I have to confess, the sparklines of Shalit’s prose, for
which so many praised her in DC, seems sort of paste jewels to me. But the
general thrust seems so contrarian, so Harpers, so “lets write a letter with
this in it and get Steven Pinker to sign it”, that I think Ruth is owed. Time
for a comeback.
Here’s a few bits: Here’s the being “sensitive” [thinking
that there might possibly be a legitimate P.O.C viewpoint] is a surrender of
truthseeking bit: “But it's unclear how sensitivity training can be
"woven" into a profession which has traditionally held that reporters
should tell the truth as they see it, without fear or favor. Public reaction,
hostile or not, is not supposed to be anticipated and muted in the editing
process but embraced as a healthy consequence of the search for truth, since
the charge of bias is best dealt with in the marketplace of ideas. [the
boilerplate prose just drove DC thumbsuckers into paroxysms of praise.

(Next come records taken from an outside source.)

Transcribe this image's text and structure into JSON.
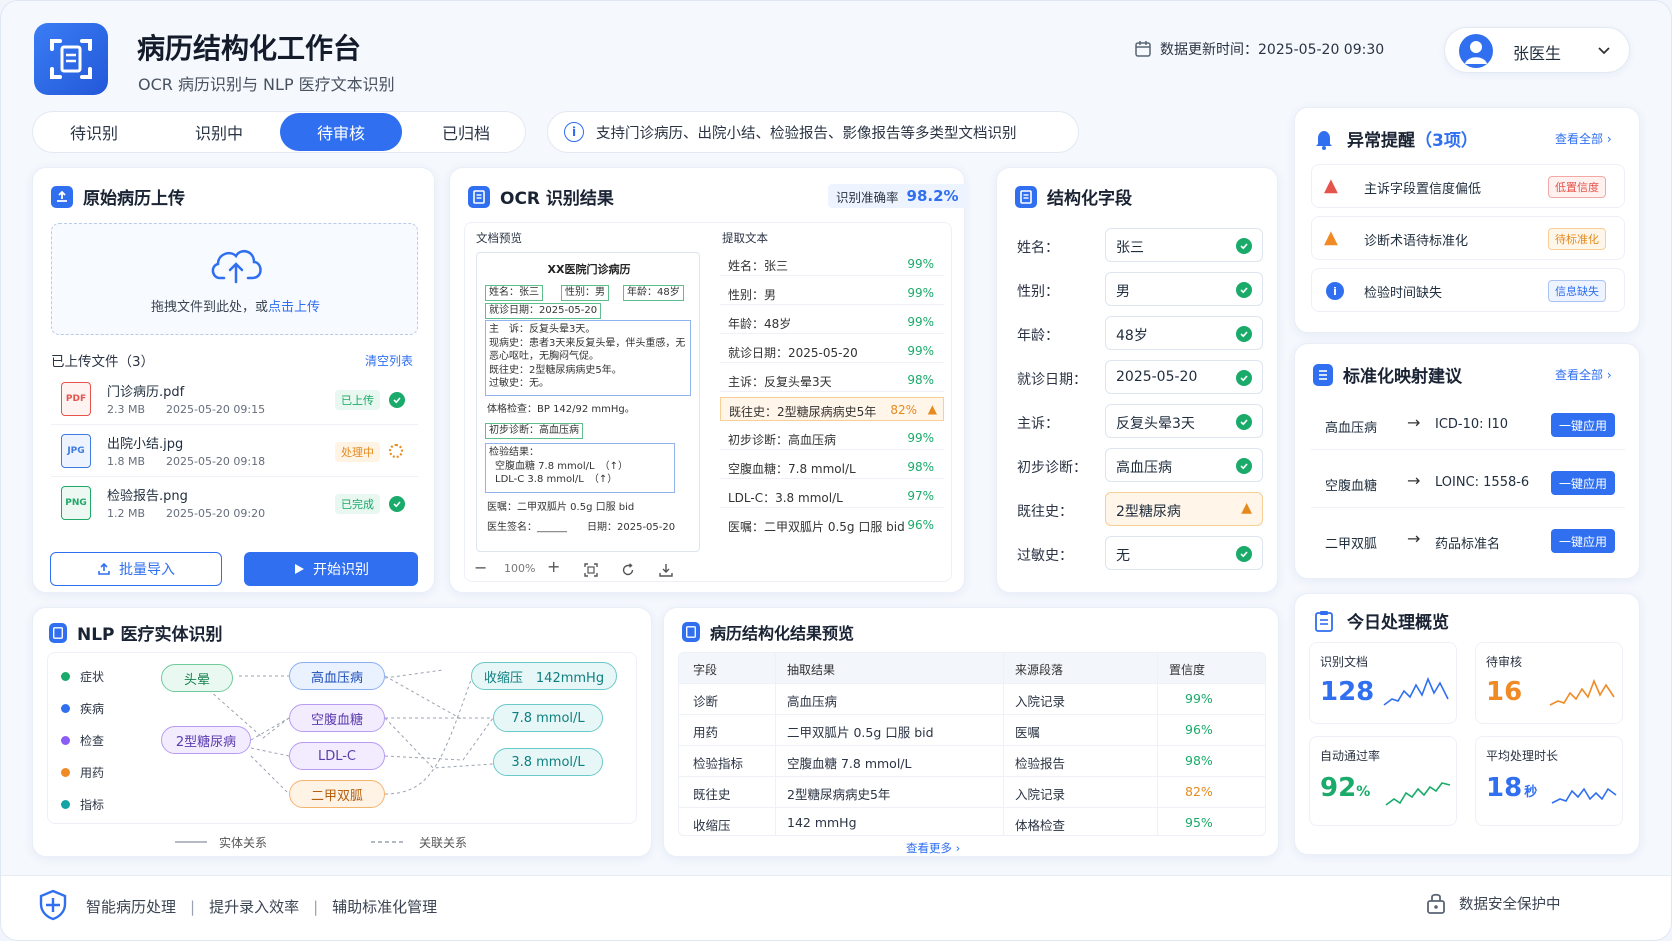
{
  "header": {
    "title": "病历结构化工作台",
    "subtitle": "OCR 病历识别与 NLP 医疗文本识别",
    "update_label": "数据更新时间：2025-05-20 09:30",
    "user": "张医生"
  },
  "tabs": [
    {
      "label": "待识别"
    },
    {
      "label": "识别中"
    },
    {
      "label": "待审核",
      "active": true
    },
    {
      "label": "已归档"
    }
  ],
  "info_bar": "支持门诊病历、出院小结、检验报告、影像报告等多类型文档识别",
  "upload": {
    "title": "原始病历上传",
    "drop_text": "拖拽文件到此处，或",
    "drop_link": "点击上传",
    "uploaded_label": "已上传文件（3）",
    "clear": "清空列表",
    "files": [
      {
        "ext": "PDF",
        "name": "门诊病历.pdf",
        "size": "2.3 MB",
        "time": "2025-05-20 09:15",
        "status": "已上传",
        "color": "#e5534b"
      },
      {
        "ext": "JPG",
        "name": "出院小结.jpg",
        "size": "1.8 MB",
        "time": "2025-05-20 09:18",
        "status": "处理中",
        "color": "#3d7be0"
      },
      {
        "ext": "PNG",
        "name": "检验报告.png",
        "size": "1.2 MB",
        "time": "2025-05-20 09:20",
        "status": "已完成",
        "color": "#20a868"
      }
    ],
    "batch_btn": "批量导入",
    "start_btn": "开始识别"
  },
  "ocr": {
    "title": "OCR 识别结果",
    "accuracy_label": "识别准确率",
    "accuracy": "98.2%",
    "preview_label": "文档预览",
    "extract_label": "提取文本",
    "doc": {
      "heading": "XX医院门诊病历",
      "name": "姓名：张三",
      "gender": "性别：男",
      "age": "年龄：48岁",
      "date": "就诊日期：2025-05-20",
      "complaint": "主　诉：反复头晕3天。",
      "history_now": "现病史：患者3天来反复头晕，伴头重感，无恶心呕吐，无胸闷气促。",
      "past": "既往史：2型糖尿病病史5年。",
      "allergy": "过敏史：无。",
      "exam": "体格检查：BP 142/92 mmHg。",
      "diag": "初步诊断：高血压病",
      "lab_title": "检验结果：",
      "lab1": "空腹血糖 7.8 mmol/L　（↑）",
      "lab2": "LDL-C  3.8 mmol/L　（↑）",
      "rx": "医嘱：二甲双胍片 0.5g 口服 bid",
      "sign": "医生签名：______　　日期：2025-05-20"
    },
    "zoom": "100%",
    "extracted": [
      {
        "text": "姓名：张三",
        "pct": "99%"
      },
      {
        "text": "性别：男",
        "pct": "99%"
      },
      {
        "text": "年龄：48岁",
        "pct": "99%"
      },
      {
        "text": "就诊日期：2025-05-20",
        "pct": "99%"
      },
      {
        "text": "主诉：反复头晕3天",
        "pct": "98%"
      },
      {
        "text": "既往史：2型糖尿病病史5年",
        "pct": "82%",
        "warn": true
      },
      {
        "text": "初步诊断：高血压病",
        "pct": "99%"
      },
      {
        "text": "空腹血糖：7.8 mmol/L",
        "pct": "98%"
      },
      {
        "text": "LDL-C：3.8 mmol/L",
        "pct": "97%"
      },
      {
        "text": "医嘱：二甲双胍片 0.5g 口服 bid",
        "pct": "96%"
      }
    ]
  },
  "fields": {
    "title": "结构化字段",
    "items": [
      {
        "label": "姓名：",
        "value": "张三"
      },
      {
        "label": "性别：",
        "value": "男"
      },
      {
        "label": "年龄：",
        "value": "48岁"
      },
      {
        "label": "就诊日期：",
        "value": "2025-05-20"
      },
      {
        "label": "主诉：",
        "value": "反复头晕3天"
      },
      {
        "label": "初步诊断：",
        "value": "高血压病"
      },
      {
        "label": "既往史：",
        "value": "2型糖尿病",
        "warn": true
      },
      {
        "label": "过敏史：",
        "value": "无"
      }
    ]
  },
  "alerts": {
    "title": "异常提醒",
    "count": "（3项）",
    "view_all": "查看全部",
    "items": [
      {
        "text": "主诉字段置信度偏低",
        "tag": "低置信度",
        "type": "red"
      },
      {
        "text": "诊断术语待标准化",
        "tag": "待标准化",
        "type": "orange"
      },
      {
        "text": "检验时间缺失",
        "tag": "信息缺失",
        "type": "blue"
      }
    ]
  },
  "mapping": {
    "title": "标准化映射建议",
    "view_all": "查看全部",
    "items": [
      {
        "from": "高血压病",
        "to": "ICD-10: I10",
        "btn": "一键应用"
      },
      {
        "from": "空腹血糖",
        "to": "LOINC: 1558-6",
        "btn": "一键应用"
      },
      {
        "from": "二甲双胍",
        "to": "药品标准名",
        "btn": "一键应用"
      }
    ]
  },
  "nlp": {
    "title": "NLP 医疗实体识别",
    "legend": [
      {
        "label": "症状",
        "color": "#1aaa6a"
      },
      {
        "label": "疾病",
        "color": "#2f6ff0"
      },
      {
        "label": "检查",
        "color": "#8b5cf6"
      },
      {
        "label": "用药",
        "color": "#f08a24"
      },
      {
        "label": "指标",
        "color": "#14a3a3"
      }
    ],
    "entities": {
      "dizzy": "头晕",
      "diabetes": "2型糖尿病",
      "hypertension": "高血压病",
      "glucose": "空腹血糖",
      "ldl": "LDL-C",
      "metformin": "二甲双胍",
      "sbp": "收缩压　142mmHg",
      "v1": "7.8 mmol/L",
      "v2": "3.8 mmol/L"
    },
    "line_solid": "实体关系",
    "line_dashed": "关联关系"
  },
  "preview": {
    "title": "病历结构化结果预览",
    "columns": [
      "字段",
      "抽取结果",
      "来源段落",
      "置信度"
    ],
    "rows": [
      {
        "field": "诊断",
        "result": "高血压病",
        "source": "入院记录",
        "conf": "99%"
      },
      {
        "field": "用药",
        "result": "二甲双胍片 0.5g 口服 bid",
        "source": "医嘱",
        "conf": "96%"
      },
      {
        "field": "检验指标",
        "result": "空腹血糖 7.8 mmol/L",
        "source": "检验报告",
        "conf": "98%"
      },
      {
        "field": "既往史",
        "result": "2型糖尿病病史5年",
        "source": "入院记录",
        "conf": "82%",
        "warn": true
      },
      {
        "field": "收缩压",
        "result": "142 mmHg",
        "source": "体格检查",
        "conf": "95%"
      }
    ],
    "more": "查看更多"
  },
  "overview": {
    "title": "今日处理概览",
    "stats": [
      {
        "label": "识别文档",
        "value": "128",
        "unit": "",
        "color": "#2f6ff0"
      },
      {
        "label": "待审核",
        "value": "16",
        "unit": "",
        "color": "#f08a24"
      },
      {
        "label": "自动通过率",
        "value": "92",
        "unit": "%",
        "color": "#1aaa6a"
      },
      {
        "label": "平均处理时长",
        "value": "18",
        "unit": "秒",
        "color": "#2f6ff0"
      }
    ]
  },
  "footer": {
    "items": [
      "智能病历处理",
      "提升录入效率",
      "辅助标准化管理"
    ],
    "security": "数据安全保护中"
  }
}
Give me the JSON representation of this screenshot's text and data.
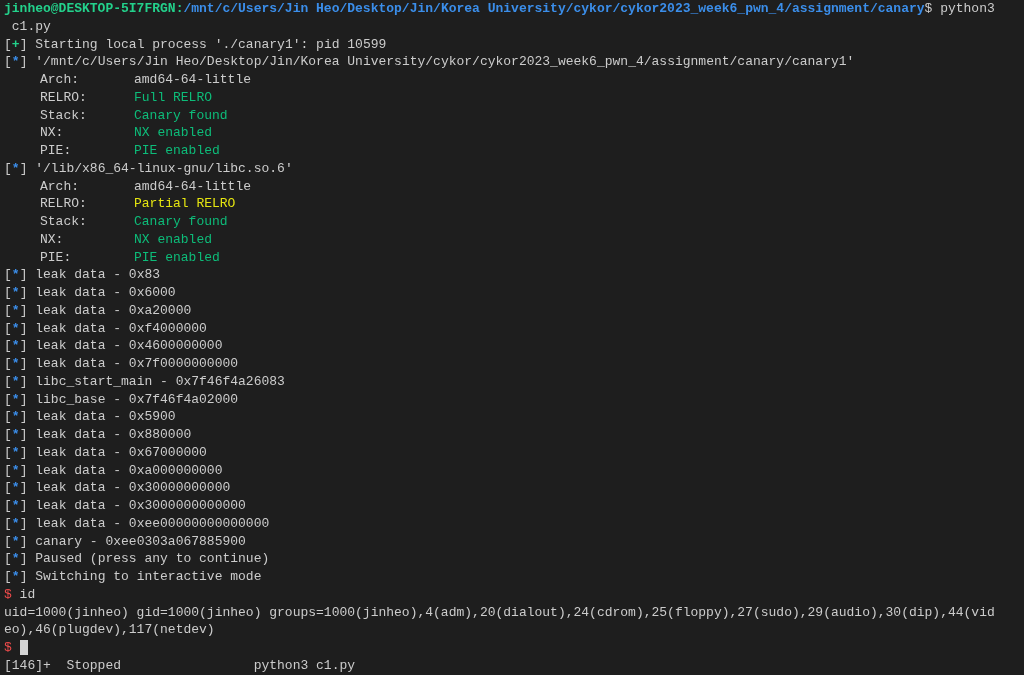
{
  "lines": [
    {
      "kind": "prompt",
      "user": "jinheo@DESKTOP-5I7FRGN:",
      "path": "/mnt/c/Users/Jin Heo/Desktop/Jin/Korea University/cykor/cykor2023_week6_pwn_4/assignment/canary",
      "command": "$ python3"
    },
    {
      "kind": "plain",
      "text": " c1.py"
    },
    {
      "kind": "status",
      "color": "#23d18b",
      "tag": "[+]",
      "text": "Starting local process './canary1': pid 10599"
    },
    {
      "kind": "status",
      "color": "#3b8eea",
      "tag": "[*]",
      "text": "'/mnt/c/Users/Jin Heo/Desktop/Jin/Korea University/cykor/cykor2023_week6_pwn_4/assignment/canary/canary1'"
    },
    {
      "kind": "property",
      "label": "Arch:",
      "value": "amd64-64-little"
    },
    {
      "kind": "property",
      "label": "RELRO:",
      "value": "Full RELRO",
      "color": "#0dbc79"
    },
    {
      "kind": "property",
      "label": "Stack:",
      "value": "Canary found",
      "color": "#0dbc79"
    },
    {
      "kind": "property",
      "label": "NX:",
      "value": "NX enabled",
      "color": "#0dbc79"
    },
    {
      "kind": "property",
      "label": "PIE:",
      "value": "PIE enabled",
      "color": "#0dbc79"
    },
    {
      "kind": "status",
      "color": "#3b8eea",
      "tag": "[*]",
      "text": "'/lib/x86_64-linux-gnu/libc.so.6'"
    },
    {
      "kind": "property",
      "label": "Arch:",
      "value": "amd64-64-little"
    },
    {
      "kind": "property",
      "label": "RELRO:",
      "value": "Partial RELRO",
      "color": "#e5e510"
    },
    {
      "kind": "property",
      "label": "Stack:",
      "value": "Canary found",
      "color": "#0dbc79"
    },
    {
      "kind": "property",
      "label": "NX:",
      "value": "NX enabled",
      "color": "#0dbc79"
    },
    {
      "kind": "property",
      "label": "PIE:",
      "value": "PIE enabled",
      "color": "#0dbc79"
    },
    {
      "kind": "status",
      "color": "#3b8eea",
      "tag": "[*]",
      "text": "leak data - 0x83"
    },
    {
      "kind": "status",
      "color": "#3b8eea",
      "tag": "[*]",
      "text": "leak data - 0x6000"
    },
    {
      "kind": "status",
      "color": "#3b8eea",
      "tag": "[*]",
      "text": "leak data - 0xa20000"
    },
    {
      "kind": "status",
      "color": "#3b8eea",
      "tag": "[*]",
      "text": "leak data - 0xf4000000"
    },
    {
      "kind": "status",
      "color": "#3b8eea",
      "tag": "[*]",
      "text": "leak data - 0x4600000000"
    },
    {
      "kind": "status",
      "color": "#3b8eea",
      "tag": "[*]",
      "text": "leak data - 0x7f0000000000"
    },
    {
      "kind": "status",
      "color": "#3b8eea",
      "tag": "[*]",
      "text": "libc_start_main - 0x7f46f4a26083"
    },
    {
      "kind": "status",
      "color": "#3b8eea",
      "tag": "[*]",
      "text": "libc_base - 0x7f46f4a02000"
    },
    {
      "kind": "status",
      "color": "#3b8eea",
      "tag": "[*]",
      "text": "leak data - 0x5900"
    },
    {
      "kind": "status",
      "color": "#3b8eea",
      "tag": "[*]",
      "text": "leak data - 0x880000"
    },
    {
      "kind": "status",
      "color": "#3b8eea",
      "tag": "[*]",
      "text": "leak data - 0x67000000"
    },
    {
      "kind": "status",
      "color": "#3b8eea",
      "tag": "[*]",
      "text": "leak data - 0xa000000000"
    },
    {
      "kind": "status",
      "color": "#3b8eea",
      "tag": "[*]",
      "text": "leak data - 0x30000000000"
    },
    {
      "kind": "status",
      "color": "#3b8eea",
      "tag": "[*]",
      "text": "leak data - 0x3000000000000"
    },
    {
      "kind": "status",
      "color": "#3b8eea",
      "tag": "[*]",
      "text": "leak data - 0xee00000000000000"
    },
    {
      "kind": "status",
      "color": "#3b8eea",
      "tag": "[*]",
      "text": "canary - 0xee0303a067885900"
    },
    {
      "kind": "status",
      "color": "#3b8eea",
      "tag": "[*]",
      "text": "Paused (press any to continue)"
    },
    {
      "kind": "status",
      "color": "#3b8eea",
      "tag": "[*]",
      "text": "Switching to interactive mode"
    },
    {
      "kind": "shell",
      "prompt": "$",
      "command": "id"
    },
    {
      "kind": "plain",
      "text": "uid=1000(jinheo) gid=1000(jinheo) groups=1000(jinheo),4(adm),20(dialout),24(cdrom),25(floppy),27(sudo),29(audio),30(dip),44(vid"
    },
    {
      "kind": "plain",
      "text": "eo),46(plugdev),117(netdev)"
    },
    {
      "kind": "shell",
      "prompt": "$",
      "cursor": true
    },
    {
      "kind": "plain",
      "text": "[146]+  Stopped                 python3 c1.py"
    }
  ]
}
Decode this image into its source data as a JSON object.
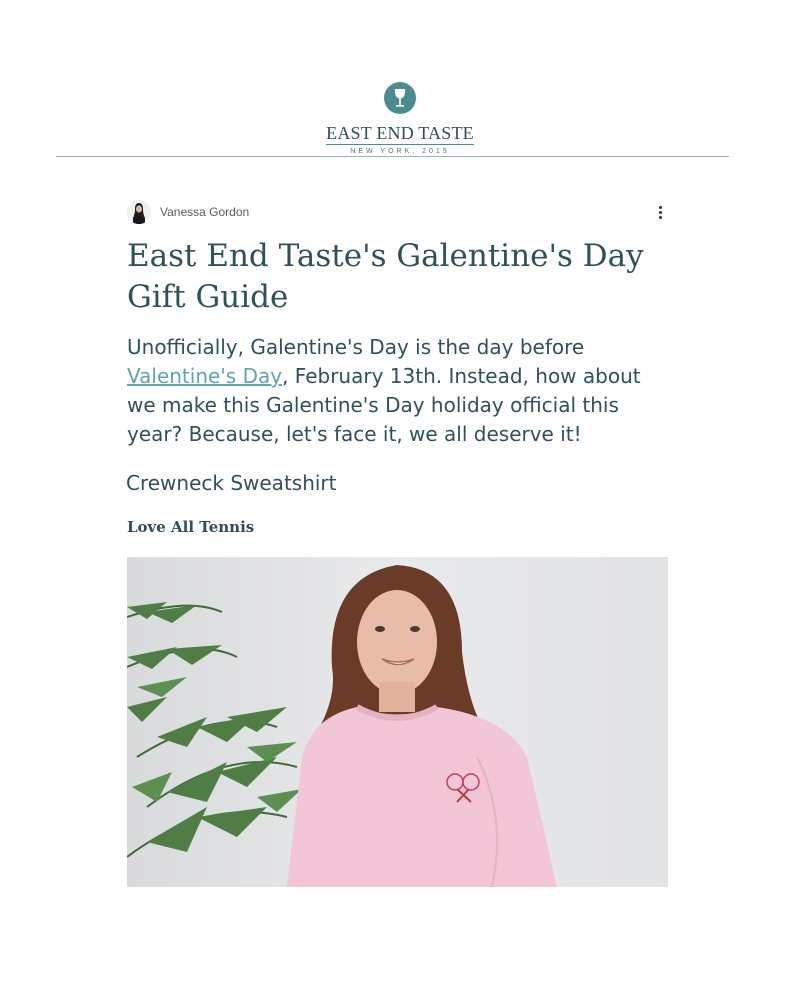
{
  "header": {
    "logo_name": "EAST END TASTE",
    "logo_sub": "NEW YORK, 2015"
  },
  "post": {
    "author": "Vanessa Gordon",
    "title": "East End Taste's Galentine's Day Gift Guide",
    "intro_before": "Unofficially, Galentine's Day is the day before ",
    "intro_link": "Valentine's Day",
    "intro_after": ", February 13th. Instead, how about we make this Galentine's Day holiday official this year? Because, let's face it, we all deserve it!",
    "subheading": "Crewneck Sweatshirt",
    "brand": "Love All Tennis"
  },
  "colors": {
    "accent": "#4d8c8e",
    "text": "#2f5257",
    "link": "#5ea5ad"
  }
}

There’s
nothing that helps you succeed as a contrarian more than tossing approved clichés
at the wizened old thumbsuckers. They go for it like seals smelling smelt at feeding time.
There a dozens of
bits all about lazy stupid black peeps are hired instead of bright washed white ivy
leaguers, so I’ll leave that out – although Atlantic would definitely go for
that sort of thing. It is all told in a more sorrow than anger troll voice,
too, which adds to the general tone of frolicking centerism. Then there’s the appeal to the old
order, the noble cause, even, being threatened by (at that time) PC!
“Indifference is not always a bad thing. Sometimes it
denotes neutrality and a desire for objectivity. In recent years it has become
fashionable to criticize objectivity, to attack it as a mask for interests. For
journalists, however, such a view is dangerous. If objectivity is not possible,
then journalism is not possible. And a newspaper's indifference to the subjects
of its coverage is the sign of a newspaper's integrity. Or so it used to be.”
Talk about contrarianism - the proposal that keeping in place an almost all white newspaper in a 60 percent black city has finally found its legitimating joke. Ruth Shalit, the distinguished signatories of a deeply
brave Harper’s Magazine letter salute you! I’m thinking: isn’t it time to give
Shalit the Orwell medal she so obviously deserves?